The court stayed an appeal against an individual’s extradition to Lithuania to face a criminal trial. There was an international consensus that conditions in Lithuanian remand prisons were such that there was real risk of prisoners’ ECHR art.3 rights being violated, and the Lithuanian authorities were given the opportunity to provide a satisfactory assurance that the requested individual would not be remanded in custody pending trial in conditions that violated art.3.
PENOLOGY AND CRIMINOLOGY
The Court of Appeal interpreted the term “persistent offender” in the Nationality, Immigration and Asylum Act 2002 s.117D(2)(c)(iii) concerning the deportation of foreign criminals.
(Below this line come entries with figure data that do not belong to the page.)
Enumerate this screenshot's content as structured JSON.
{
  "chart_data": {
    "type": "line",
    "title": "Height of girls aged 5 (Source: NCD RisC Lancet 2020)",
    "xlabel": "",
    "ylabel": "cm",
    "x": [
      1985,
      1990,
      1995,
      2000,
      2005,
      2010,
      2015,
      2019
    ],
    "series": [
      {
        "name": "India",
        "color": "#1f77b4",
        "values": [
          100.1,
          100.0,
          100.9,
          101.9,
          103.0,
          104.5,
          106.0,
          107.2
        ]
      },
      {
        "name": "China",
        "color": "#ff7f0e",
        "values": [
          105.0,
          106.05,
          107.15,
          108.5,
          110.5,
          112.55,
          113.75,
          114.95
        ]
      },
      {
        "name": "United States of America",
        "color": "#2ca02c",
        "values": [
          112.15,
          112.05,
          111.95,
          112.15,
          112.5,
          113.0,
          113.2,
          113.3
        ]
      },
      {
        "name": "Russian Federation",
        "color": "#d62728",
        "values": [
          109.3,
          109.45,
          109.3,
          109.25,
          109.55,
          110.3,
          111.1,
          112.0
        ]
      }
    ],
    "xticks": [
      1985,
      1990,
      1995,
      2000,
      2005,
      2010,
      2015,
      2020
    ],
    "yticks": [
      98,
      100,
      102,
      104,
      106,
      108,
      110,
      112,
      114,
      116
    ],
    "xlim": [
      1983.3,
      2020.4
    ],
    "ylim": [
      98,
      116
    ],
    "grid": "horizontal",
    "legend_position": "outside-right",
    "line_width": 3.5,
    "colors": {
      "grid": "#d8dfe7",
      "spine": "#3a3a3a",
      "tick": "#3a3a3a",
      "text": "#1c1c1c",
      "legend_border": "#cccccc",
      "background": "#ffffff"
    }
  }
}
There was no rule that the status of “persistent offender”, once acquired, could never be lost. Further, there was no requirement, under the Immigration Rules para.398(c), to attach significant weight to the views of the secretary of state in relation to whether an individual was a persistent offender.
The Parole Board Rules 2016 r.25(1), which prohibited making information public about Parole Board proceedings, was too broad and was ultra vires the rule-making power set out in the Criminal Justice Act 2003 Pt 12 s.239(5). The Board’s decision directing the release of a Category A prisoner serving an indeterminate sentence was irrational, as the Board should have undertaken further inquiry into the circumstances of his offending, and in particular the fact that he had admitted only to the 12 sexual offences of which he had been convicted, when there were references in the dossier to “80+ potential victims” and a key issue leading to the release decision was his openness and honesty. The further inquiry would have allowed the Board to test his account.
The court determined to what extent the Criminal Appeal Act 1968 s.11(3) constrained an appellate court’s ability to replace a standard determinate sentence with a special custodial sentence for offenders of particular concern, an extended sentence, or orders under the Mental Health Act 1983. It also indicated that, in an exceptional case, the court could impose consecutive extended sentences so as to increase the potential licence period beyond the statutory maxima for the offences in question.
Application of the “multiple conviction rule” under the Rehabilitation of Offenders Act 1974 (Exceptions) Order 1975 art.2A(3)(c) and the Police Act 1997 s.113A and s.113B, requiring disclosure of spent convictions, resulted in an interference with ECHR art.8 which was neither in accordance with the law nor necessary in a democratic society.